Can you tell people you were late for class because you were feeling up your chickens?
One of the hardest things I have found about home schooling is that nothing -- really, NOTHING goes as planned, ever. Some days things go better, like when everyone is vomiting and confined to bed and has no choice but to read all the historical novels you throw at them. Other days, we spend half an hour looking for everyone’s books and praying to the thoroughly secular god of lost pencils, St. Ticonderoga, for just one little stubby offering, or navigating the brain-sloshing timewarp of sequential toothbrushing and music practice. When you’ve got one doctor’s appointment, nobody gets any school work done, or when someone throws a nutty or sulks because they can’t do their math or walks around the table in circles making inexplicable chicken noises.
This is what it feels like in March. We’re tired, we’re cranky, we’re sick of being cooped up with each other over a long, hard winter and the course of at least four ass-tacular stomach bugs. We’re just managing to start the second “half” of our school year (did I mention it was March?) and it feels like I’m running on carbon dioxide, which never ends well. All of the gremlins are out, even the little bugger that says “what about the socialization?” Am I really doing right by the poor pre-pubescent who’s lonely half the time and physically disturbed by our presence the rest of the time? What about those efficient little schoolchildren who walk from one class to another in the time it takes for two bells to ring? They all start school on time and know where their stuff is, don’t they?
If you homeschool and are a control freak (raise your hand, I know you are) take a deep breath. Chickens do not have boobs as we know them, and you are not in control. I don’t like this either, though the part about the chickens really doesn’t bother me. What does bother me is the feeling of emptiness that comes from doing something really hard without the faith or inspiration to back it up. God hasn’t told me to home school, and neither has anyone else. Last I checked, it was my own idea. So who am I to complain? You know how that feels, unless you have people breaking down your door to tell you what a wonderful job you’re doing.

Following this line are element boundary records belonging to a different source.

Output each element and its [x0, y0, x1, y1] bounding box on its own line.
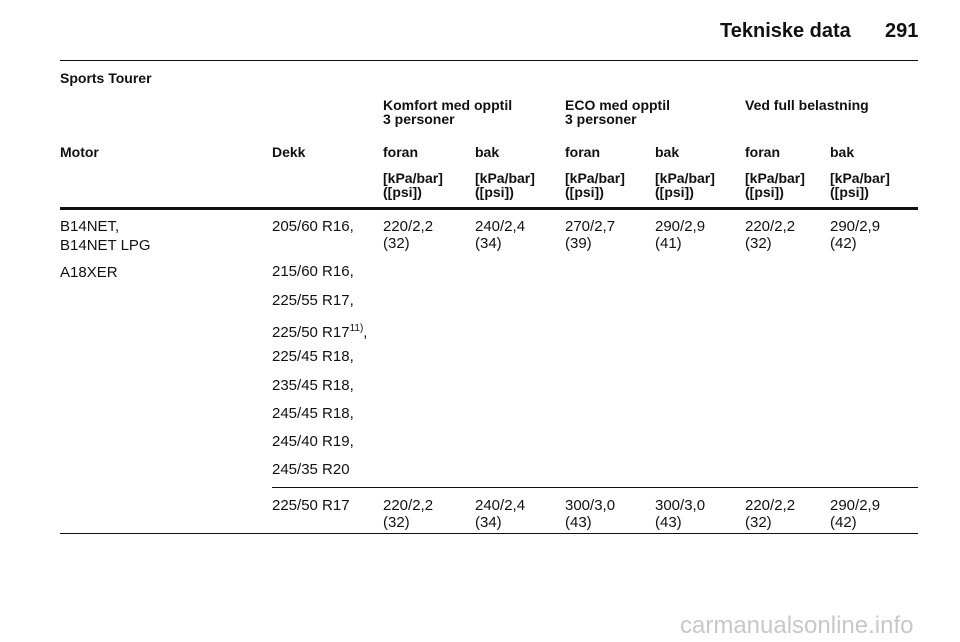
pressure: (39) [565, 235, 592, 252]
pressure: (32) [383, 514, 410, 531]
tire: 225/50 R17 [272, 497, 350, 514]
pressure: 290/2,9 [655, 218, 706, 235]
unit: [kPa/bar] [655, 170, 715, 186]
unit: [kPa/bar] [475, 170, 535, 186]
watermark: carmanualsonline.info [680, 612, 914, 639]
group-header: 3 personer [565, 111, 637, 127]
motor: B14NET LPG [60, 237, 151, 254]
rule [272, 487, 918, 488]
pressure: (34) [475, 235, 502, 252]
tire: 215/60 R16, [272, 263, 354, 280]
pressure: 220/2,2 [745, 497, 796, 514]
column-header: bak [655, 144, 680, 160]
page-title: Tekniske data [720, 20, 851, 42]
pressure: (41) [655, 235, 682, 252]
tire: 245/45 R18, [272, 405, 354, 422]
pressure: 270/2,7 [565, 218, 616, 235]
column-header: bak [475, 144, 500, 160]
tire: 225/45 R18, [272, 348, 354, 365]
tire: 245/40 R19, [272, 433, 354, 450]
column-header: foran [565, 144, 600, 160]
pressure: (32) [383, 235, 410, 252]
unit: ([psi]) [383, 184, 422, 200]
group-header: Ved full belastning [745, 97, 869, 113]
section-title: Sports Tourer [60, 70, 152, 86]
tire: 235/45 R18, [272, 377, 354, 394]
motor: A18XER [60, 264, 118, 281]
column-header: foran [383, 144, 418, 160]
pressure: (32) [745, 235, 772, 252]
tire: 245/35 R20 [272, 461, 350, 478]
rule [60, 207, 918, 210]
pressure: 240/2,4 [475, 497, 526, 514]
tire-size: 225/50 R17 [272, 324, 350, 341]
tire: 205/60 R16, [272, 218, 354, 235]
pressure: (34) [475, 514, 502, 531]
unit: ([psi]) [565, 184, 604, 200]
pressure: 220/2,2 [383, 497, 434, 514]
page-number: 291 [885, 20, 919, 42]
unit: ([psi]) [655, 184, 694, 200]
column-header: bak [830, 144, 855, 160]
pressure: 290/2,9 [830, 218, 881, 235]
column-header: Motor [60, 144, 99, 160]
pressure: (42) [830, 235, 857, 252]
pressure: 220/2,2 [745, 218, 796, 235]
pressure: (43) [655, 514, 682, 531]
unit: [kPa/bar] [745, 170, 805, 186]
pressure: (32) [745, 514, 772, 531]
motor: B14NET, [60, 218, 120, 235]
pressure: 220/2,2 [383, 218, 434, 235]
group-header: Komfort med opptil [383, 97, 513, 113]
rule [60, 533, 918, 534]
pressure: 240/2,4 [475, 218, 526, 235]
unit: ([psi]) [745, 184, 784, 200]
punctuation: , [363, 324, 368, 341]
tire: 225/50 R1711), [272, 320, 367, 341]
unit: [kPa/bar] [830, 170, 890, 186]
pressure: (43) [565, 514, 592, 531]
group-header: 3 personer [383, 111, 455, 127]
rule [60, 60, 918, 61]
pressure: (42) [830, 514, 857, 531]
group-header: ECO med opptil [565, 97, 670, 113]
pressure: 290/2,9 [830, 497, 881, 514]
tire: 225/55 R17, [272, 292, 354, 309]
column-header: Dekk [272, 144, 306, 160]
pressure: 300/3,0 [655, 497, 706, 514]
unit: ([psi]) [830, 184, 869, 200]
unit: [kPa/bar] [383, 170, 443, 186]
unit: [kPa/bar] [565, 170, 625, 186]
unit: ([psi]) [475, 184, 514, 200]
footnote-ref: 11) [349, 323, 364, 334]
pressure: 300/3,0 [565, 497, 616, 514]
column-header: foran [745, 144, 780, 160]
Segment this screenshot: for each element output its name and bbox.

So what can you do? I’m wondering if faith isn’t about what you believe in as much as what you don’t. If I don’t look behind me, I don’t notice the looming piles of crap and mounds of laundry. No one else seems to. Maybe there’s a metaphor in there. I don’t need to believe in some sort of perfection I can’t achieve. I don’t need the feeling that I’m failing every time my kids can’t find one of their books or doesn’t remember how to do something I taught them just the other day. What if I just check all those expectations and misguided ideas of what home schooling should look like right out the door with all the bags of too-small clothes and old papers? What if it’s really about the journey and just being brave enough to put one foot in front of the other and not look back? What if there are really only a very few things that are important?
What remains to be seen this spring is whether it will be easier to clean out my mind, or my house. Those of you who know me, place your bets now and enjoy the entertainment.
Heck, maybe I'll just walk outside now, not look back, and go feel up my roosters.